Campos brought help in the form of tough love. His practices are notoriously strenuous, and the wrestling team’s only break on the calendar comes during football season.
“He comes from back in the old days of wrestling, where you just go out and wrestle,” Coleman said. “If you have a bloody nose, stick a tissue in there.”
Campos doesn’t believe in running. His wrestlers stretch at the start of practice, then go right into take-downs. Every one-hour practice ends with three six-minute matches for each kid, followed by 125 sit-ups and 125 push-ups.
The Cougars don’t take water breaks. When you wrestle for Upper Lake, you don’t stop moving.
“If I see a kid locking up, I’ll tell him, ‘You’re stalling,’” Campos said. “We’re what we call touch-and-go. I’m in their face all the time. If you’ve thought about it, you’re too late.”
Rather than chasing away athletes with his demanding standards, Campos has attracted them at Upper Lake. There, unlike most schools, kids tend to give up other sports to wrestle.
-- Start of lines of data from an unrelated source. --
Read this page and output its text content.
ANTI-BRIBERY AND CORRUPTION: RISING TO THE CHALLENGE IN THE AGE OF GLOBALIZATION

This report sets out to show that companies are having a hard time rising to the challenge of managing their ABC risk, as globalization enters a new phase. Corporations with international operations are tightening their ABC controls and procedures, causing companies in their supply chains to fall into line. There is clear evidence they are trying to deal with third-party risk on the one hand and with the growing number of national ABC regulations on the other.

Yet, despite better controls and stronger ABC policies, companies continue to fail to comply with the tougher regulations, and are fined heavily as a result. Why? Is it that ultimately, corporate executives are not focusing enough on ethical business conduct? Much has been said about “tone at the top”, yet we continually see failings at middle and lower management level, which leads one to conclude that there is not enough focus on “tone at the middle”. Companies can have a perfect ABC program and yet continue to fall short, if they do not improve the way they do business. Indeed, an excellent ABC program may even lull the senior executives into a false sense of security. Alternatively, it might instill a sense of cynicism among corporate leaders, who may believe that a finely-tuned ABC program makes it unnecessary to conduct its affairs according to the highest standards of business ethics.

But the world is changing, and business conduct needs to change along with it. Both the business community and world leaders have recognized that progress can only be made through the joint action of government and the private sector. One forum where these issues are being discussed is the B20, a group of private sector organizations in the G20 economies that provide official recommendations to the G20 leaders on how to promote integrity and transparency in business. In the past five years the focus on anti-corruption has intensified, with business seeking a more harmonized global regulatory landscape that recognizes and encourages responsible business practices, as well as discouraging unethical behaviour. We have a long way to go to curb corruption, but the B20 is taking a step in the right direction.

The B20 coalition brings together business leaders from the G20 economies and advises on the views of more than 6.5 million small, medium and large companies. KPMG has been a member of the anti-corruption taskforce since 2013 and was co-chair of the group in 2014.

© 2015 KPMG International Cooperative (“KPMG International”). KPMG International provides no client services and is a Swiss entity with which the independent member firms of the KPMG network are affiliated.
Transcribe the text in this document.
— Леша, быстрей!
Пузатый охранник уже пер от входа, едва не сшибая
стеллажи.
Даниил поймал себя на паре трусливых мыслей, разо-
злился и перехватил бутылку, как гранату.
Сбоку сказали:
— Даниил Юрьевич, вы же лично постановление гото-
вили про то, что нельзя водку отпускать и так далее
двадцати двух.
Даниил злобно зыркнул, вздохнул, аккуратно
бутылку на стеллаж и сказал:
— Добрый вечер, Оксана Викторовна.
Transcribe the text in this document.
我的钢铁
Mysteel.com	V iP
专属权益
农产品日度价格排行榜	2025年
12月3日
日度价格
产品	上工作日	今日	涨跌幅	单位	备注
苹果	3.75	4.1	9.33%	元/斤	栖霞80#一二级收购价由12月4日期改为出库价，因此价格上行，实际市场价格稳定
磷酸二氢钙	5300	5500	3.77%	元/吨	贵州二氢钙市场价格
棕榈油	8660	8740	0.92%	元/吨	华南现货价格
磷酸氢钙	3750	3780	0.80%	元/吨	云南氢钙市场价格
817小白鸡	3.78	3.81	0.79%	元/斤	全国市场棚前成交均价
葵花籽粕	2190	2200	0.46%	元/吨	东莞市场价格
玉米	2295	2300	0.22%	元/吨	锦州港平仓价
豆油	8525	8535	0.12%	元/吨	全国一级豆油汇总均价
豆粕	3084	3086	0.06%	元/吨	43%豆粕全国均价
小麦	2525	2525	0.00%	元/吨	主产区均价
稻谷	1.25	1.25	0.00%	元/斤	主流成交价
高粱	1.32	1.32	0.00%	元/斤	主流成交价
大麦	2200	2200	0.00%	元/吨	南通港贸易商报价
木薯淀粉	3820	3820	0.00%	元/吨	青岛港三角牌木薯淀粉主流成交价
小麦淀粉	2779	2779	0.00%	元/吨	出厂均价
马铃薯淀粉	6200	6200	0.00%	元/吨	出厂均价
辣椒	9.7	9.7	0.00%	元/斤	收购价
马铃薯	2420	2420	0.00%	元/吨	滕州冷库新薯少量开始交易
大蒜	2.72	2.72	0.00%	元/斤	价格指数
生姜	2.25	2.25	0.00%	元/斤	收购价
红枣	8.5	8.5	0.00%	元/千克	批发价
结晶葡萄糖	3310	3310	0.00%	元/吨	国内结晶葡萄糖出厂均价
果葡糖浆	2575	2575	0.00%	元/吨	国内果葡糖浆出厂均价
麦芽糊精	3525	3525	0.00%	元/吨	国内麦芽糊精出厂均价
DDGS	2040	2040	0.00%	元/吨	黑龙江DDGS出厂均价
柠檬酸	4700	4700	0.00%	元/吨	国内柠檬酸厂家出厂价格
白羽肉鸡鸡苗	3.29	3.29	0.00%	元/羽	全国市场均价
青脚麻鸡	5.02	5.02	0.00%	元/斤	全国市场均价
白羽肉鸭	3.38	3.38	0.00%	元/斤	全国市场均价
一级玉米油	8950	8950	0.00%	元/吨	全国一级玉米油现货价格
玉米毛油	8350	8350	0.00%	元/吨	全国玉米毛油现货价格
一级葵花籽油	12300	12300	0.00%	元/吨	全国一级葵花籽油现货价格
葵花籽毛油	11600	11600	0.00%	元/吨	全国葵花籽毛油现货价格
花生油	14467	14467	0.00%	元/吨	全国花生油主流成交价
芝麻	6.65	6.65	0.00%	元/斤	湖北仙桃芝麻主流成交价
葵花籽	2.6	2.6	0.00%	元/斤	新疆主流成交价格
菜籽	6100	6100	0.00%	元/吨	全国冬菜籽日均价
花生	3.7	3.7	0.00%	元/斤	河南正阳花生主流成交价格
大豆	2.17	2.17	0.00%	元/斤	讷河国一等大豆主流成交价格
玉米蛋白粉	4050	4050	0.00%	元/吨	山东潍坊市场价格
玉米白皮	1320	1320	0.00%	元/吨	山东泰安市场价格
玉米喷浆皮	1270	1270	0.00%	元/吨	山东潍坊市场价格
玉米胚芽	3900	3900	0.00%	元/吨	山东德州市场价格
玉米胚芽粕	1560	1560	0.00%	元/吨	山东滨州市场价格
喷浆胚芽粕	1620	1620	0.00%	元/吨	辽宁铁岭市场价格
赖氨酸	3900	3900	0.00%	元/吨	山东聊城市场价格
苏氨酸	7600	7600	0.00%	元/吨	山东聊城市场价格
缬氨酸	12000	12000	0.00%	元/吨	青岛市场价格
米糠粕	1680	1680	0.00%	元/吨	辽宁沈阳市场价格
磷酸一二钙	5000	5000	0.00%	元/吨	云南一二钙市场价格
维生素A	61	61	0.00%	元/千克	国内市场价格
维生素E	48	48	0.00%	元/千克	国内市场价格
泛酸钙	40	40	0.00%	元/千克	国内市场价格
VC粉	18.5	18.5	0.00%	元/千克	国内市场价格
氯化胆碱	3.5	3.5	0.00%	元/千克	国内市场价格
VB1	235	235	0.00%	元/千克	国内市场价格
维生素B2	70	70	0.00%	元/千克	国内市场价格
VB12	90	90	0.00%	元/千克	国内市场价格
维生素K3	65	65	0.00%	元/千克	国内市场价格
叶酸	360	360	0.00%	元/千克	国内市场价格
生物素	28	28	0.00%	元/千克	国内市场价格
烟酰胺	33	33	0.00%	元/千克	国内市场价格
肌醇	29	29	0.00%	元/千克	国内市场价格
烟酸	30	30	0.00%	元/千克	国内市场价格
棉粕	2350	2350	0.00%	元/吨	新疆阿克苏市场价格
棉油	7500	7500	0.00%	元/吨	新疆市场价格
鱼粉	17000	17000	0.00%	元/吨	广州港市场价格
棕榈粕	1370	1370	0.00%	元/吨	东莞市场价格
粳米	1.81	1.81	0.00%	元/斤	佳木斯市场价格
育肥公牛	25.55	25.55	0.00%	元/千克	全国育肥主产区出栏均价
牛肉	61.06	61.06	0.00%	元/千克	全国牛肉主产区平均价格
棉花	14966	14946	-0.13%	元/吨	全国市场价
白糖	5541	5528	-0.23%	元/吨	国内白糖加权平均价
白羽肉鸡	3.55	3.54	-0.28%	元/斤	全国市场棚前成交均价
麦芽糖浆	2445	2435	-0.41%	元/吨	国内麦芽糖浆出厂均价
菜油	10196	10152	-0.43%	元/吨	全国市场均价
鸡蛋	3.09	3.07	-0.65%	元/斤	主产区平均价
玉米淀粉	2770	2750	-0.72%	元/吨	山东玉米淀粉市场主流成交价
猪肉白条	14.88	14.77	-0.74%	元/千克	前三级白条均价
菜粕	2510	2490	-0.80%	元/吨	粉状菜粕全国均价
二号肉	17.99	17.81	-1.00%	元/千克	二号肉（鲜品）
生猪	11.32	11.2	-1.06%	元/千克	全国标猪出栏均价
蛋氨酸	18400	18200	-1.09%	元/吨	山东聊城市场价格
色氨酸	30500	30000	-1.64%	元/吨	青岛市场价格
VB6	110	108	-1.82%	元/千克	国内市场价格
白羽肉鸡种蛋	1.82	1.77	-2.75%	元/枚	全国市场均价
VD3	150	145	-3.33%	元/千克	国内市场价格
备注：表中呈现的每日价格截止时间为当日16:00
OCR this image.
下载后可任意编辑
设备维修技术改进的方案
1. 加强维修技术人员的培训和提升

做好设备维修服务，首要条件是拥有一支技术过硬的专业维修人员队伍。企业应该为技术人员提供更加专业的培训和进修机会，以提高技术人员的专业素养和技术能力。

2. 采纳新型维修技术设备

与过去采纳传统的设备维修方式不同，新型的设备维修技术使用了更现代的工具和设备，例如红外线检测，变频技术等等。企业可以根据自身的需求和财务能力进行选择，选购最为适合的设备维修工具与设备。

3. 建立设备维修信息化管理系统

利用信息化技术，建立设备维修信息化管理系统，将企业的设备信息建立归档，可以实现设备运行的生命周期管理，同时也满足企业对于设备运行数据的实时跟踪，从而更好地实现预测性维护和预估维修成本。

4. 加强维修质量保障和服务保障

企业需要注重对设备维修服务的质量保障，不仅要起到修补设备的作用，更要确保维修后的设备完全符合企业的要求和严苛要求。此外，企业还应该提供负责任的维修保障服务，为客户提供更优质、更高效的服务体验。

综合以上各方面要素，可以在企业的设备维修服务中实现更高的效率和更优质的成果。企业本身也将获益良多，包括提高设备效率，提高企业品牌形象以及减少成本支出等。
By now, Upper Lake has a great feeder program, Campos working with local kids from the time they’re in sixth grade. That’s where he found young wrestlers like Coleman.
“I was watching, and he was losing a match in sixth grade like 13-0,” Campos said. “But he never gave up, and he came back and pinned the guy. I said, ‘I want that kid.’”
Six years later, Coleman, Valdez and Beecher lead a contingent of nine Cougars going to Newark. It’s not like they haven’t been there before. This is the fourth trip to NCS for Coleman and Beecher, the third for Valdez.
“As a freshman, you might not be expecting the toughness of all the kids,” Beecher said. “Now I’m expecting what’s out there.”
Despite Upper Lake’s unbroken success, the school hasn’t sent a wrestler to the CIF state championships since 2010. (The top three section finishers at each weight qualify for the state meet in Bakersfield.) This year’s crop of Cougars is aiming to end that drought.
“I’m really excited,” Valdez said. “It’s been my dream for a while. I’ve been working hard so that I can say I competed at the state level. I was close last year, but I knew I wasn’t done yet. This year is my year.”
Valdez might have been speaking for the entire Upper Lake squad.